Hearing Aids – What The Hearing Professionals Should Tell Us!

Gael Hannan
October 24, 2011

1. When you take your hearing aids out at night, open the battery cage. Otherwise the battery will corrode, and the corrosion will seep into your brain and make you go cross-eyed.

2. I know we told you that it takes 30 days or so to get used to the new hearing aid. But for many people, it’s more like 60, 90, maybe even 190 days. Just take your time; when you’re ready to commit, let me know.

3. There’s only so much we can discuss in the allotted time of our clinical appointments. In order to get the most out of your hearing aids, you should attend my weekly, small-group aural rehabilitation classes, in which we discuss speechreading and other communication strategies. No extra charge.

4. You’re right, other people do mumble.  But you don’t hear well.  So, get new hearing aids and learn how to ask people to speak up. (For help with assertiveness skills please see suggestion #3 above.)

5. Hearing aids do not last forever. They have a finite lifespan that can be shortened by any – or all – of the following:

  • Your dog could eat it. (And despite what you’ve heard, most hearing-aid-eating-dogs don’t swallow them whole and pass them out intact at the other end. Most dogs chew them into little bits and spit them out.
  • You could get into the shower and think, “Wow, I’ve never heard the water so clearly before!”
  • Your hearing aid could drop silently and invisibly into the apple pie batter, and be baked at 350 degrees for one hour.
  • It could be “put down somewhere” and never be seen again.
  • The hearing aid could just sputter out, and pass away peacefully, of old age, RIP.

(Editor’s Note:  All of the above are true, so protect your hearing aids.  If any of this happens to you, accept the fact that you may need to get new hearing aids.  GH)

6. Yes, ma’am, hearing aids are expensive and, as an industry, we’re working to solve that problem. For the present, however, please choose one of the following service options:

Option A: My hands are tied on the price, but I want you to know that, as your hearing healthcare professional, I will see you in my office any time you need me, at no extra charge. It’s important to me that you are communicating well, in every aspect of your life.

Option B: Let’s look at pricing that suits not only your lifestyle, but your budget, and ability to pay. It’s important to me that you are communicating well, in every aspect of your life.

7. You have a telecoil in your hearing aid. Yes, you do. And if we activate it, you will be able to do all sorts of wonderful things. You could talk on the phone without feedback. You could use an FM system which would bring the television, movie or play, and voices of professors and other speakers right into your hearing aids! I have one right here in the office. Let’s try it.

8. Here’s a written summary of what we talked about today. Here’s an agenda of what we’ll talk about at our next meeting.

9. I’m just a simple hearing health care  provider. You need to reach beyond the limits of my expertise and learn from the experience of other people with hearing loss. Here’s a complimentary one-year membership to the Hearing Loss Association of America. For Canadians, we have a complimentary one-year membership to the Canadian Hard of Hearing Association.

(Editor’s Final Note:  While some of these points may seem a bit goofy, most of them are important issues that hearing aid users need hear from those who serve us.  And trust me on the dog thing.  GH)

  1. Great article Gael. I would like to add that all hearing aids should have directional microphones because they lower the background noise when in a noisy airplane, restaurant, or convention. Also a manual volume control is a must unless you are physically unable.

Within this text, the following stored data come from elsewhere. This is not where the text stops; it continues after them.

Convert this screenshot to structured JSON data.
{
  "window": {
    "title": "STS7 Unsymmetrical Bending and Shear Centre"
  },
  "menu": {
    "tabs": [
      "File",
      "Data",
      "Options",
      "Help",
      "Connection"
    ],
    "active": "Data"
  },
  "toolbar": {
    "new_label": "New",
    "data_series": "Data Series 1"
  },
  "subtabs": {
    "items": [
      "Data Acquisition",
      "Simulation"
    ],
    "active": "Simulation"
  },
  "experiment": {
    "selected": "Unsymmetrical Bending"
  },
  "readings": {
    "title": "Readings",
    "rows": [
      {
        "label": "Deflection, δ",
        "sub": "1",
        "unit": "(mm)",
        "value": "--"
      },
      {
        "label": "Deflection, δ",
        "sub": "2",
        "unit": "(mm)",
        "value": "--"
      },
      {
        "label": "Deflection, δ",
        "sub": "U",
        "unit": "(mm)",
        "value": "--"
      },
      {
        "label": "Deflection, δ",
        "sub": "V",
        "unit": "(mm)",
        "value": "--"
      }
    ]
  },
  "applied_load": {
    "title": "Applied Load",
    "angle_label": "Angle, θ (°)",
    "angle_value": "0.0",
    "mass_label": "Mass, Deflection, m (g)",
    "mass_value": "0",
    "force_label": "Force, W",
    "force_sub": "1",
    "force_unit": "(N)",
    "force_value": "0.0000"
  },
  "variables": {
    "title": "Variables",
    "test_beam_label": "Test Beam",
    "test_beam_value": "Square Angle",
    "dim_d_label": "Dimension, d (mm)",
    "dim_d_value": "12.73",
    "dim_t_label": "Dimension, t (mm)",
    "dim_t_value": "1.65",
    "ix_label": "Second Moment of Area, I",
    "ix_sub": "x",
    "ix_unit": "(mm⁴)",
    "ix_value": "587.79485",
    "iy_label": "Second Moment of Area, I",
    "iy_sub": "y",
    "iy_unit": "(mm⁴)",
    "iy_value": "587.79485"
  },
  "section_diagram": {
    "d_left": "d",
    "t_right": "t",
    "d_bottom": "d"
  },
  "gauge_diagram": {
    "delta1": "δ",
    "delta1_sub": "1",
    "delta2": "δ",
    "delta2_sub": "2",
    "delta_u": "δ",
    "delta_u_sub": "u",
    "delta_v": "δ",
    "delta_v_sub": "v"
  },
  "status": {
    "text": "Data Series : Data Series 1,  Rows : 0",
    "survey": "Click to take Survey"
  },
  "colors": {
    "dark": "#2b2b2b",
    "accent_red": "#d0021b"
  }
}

Always make sure your hearing aid has a telecoil as your hearing health provider may not think it is important. Be sure the telecoil is turned on before you leave the office. My feeling is that it should not take 30 or more days to adjust a hearing aid if it was fitted properly by a competent audiologist. That is why you need a trial period and use it in every environment that you could not hear well in. Return and and ask for adjustments during the trial period. Do not wear your hearing aid in rain or place in a lint filled pocket. I have seen people abuse their hearing aids without the thought they may work as well when needed. Another item is compression and that is for the audiologist to adjust. This allows soft sounds to become louder and loud sounds softer. I use to jump to the ceiling when a car door slammed because it was so loud and I had analog hearing aids. Hearing aids are great but the idea you must replace them in 3-5 years is rediculous. Take care of them and they should last longer. You can return for an adjustment if your hearing goes south later on. My two cents worth, okay due to inflation fifty cents worth.

  2. Gael, as always you make funny but excellent points! I always enjoy reading your writings!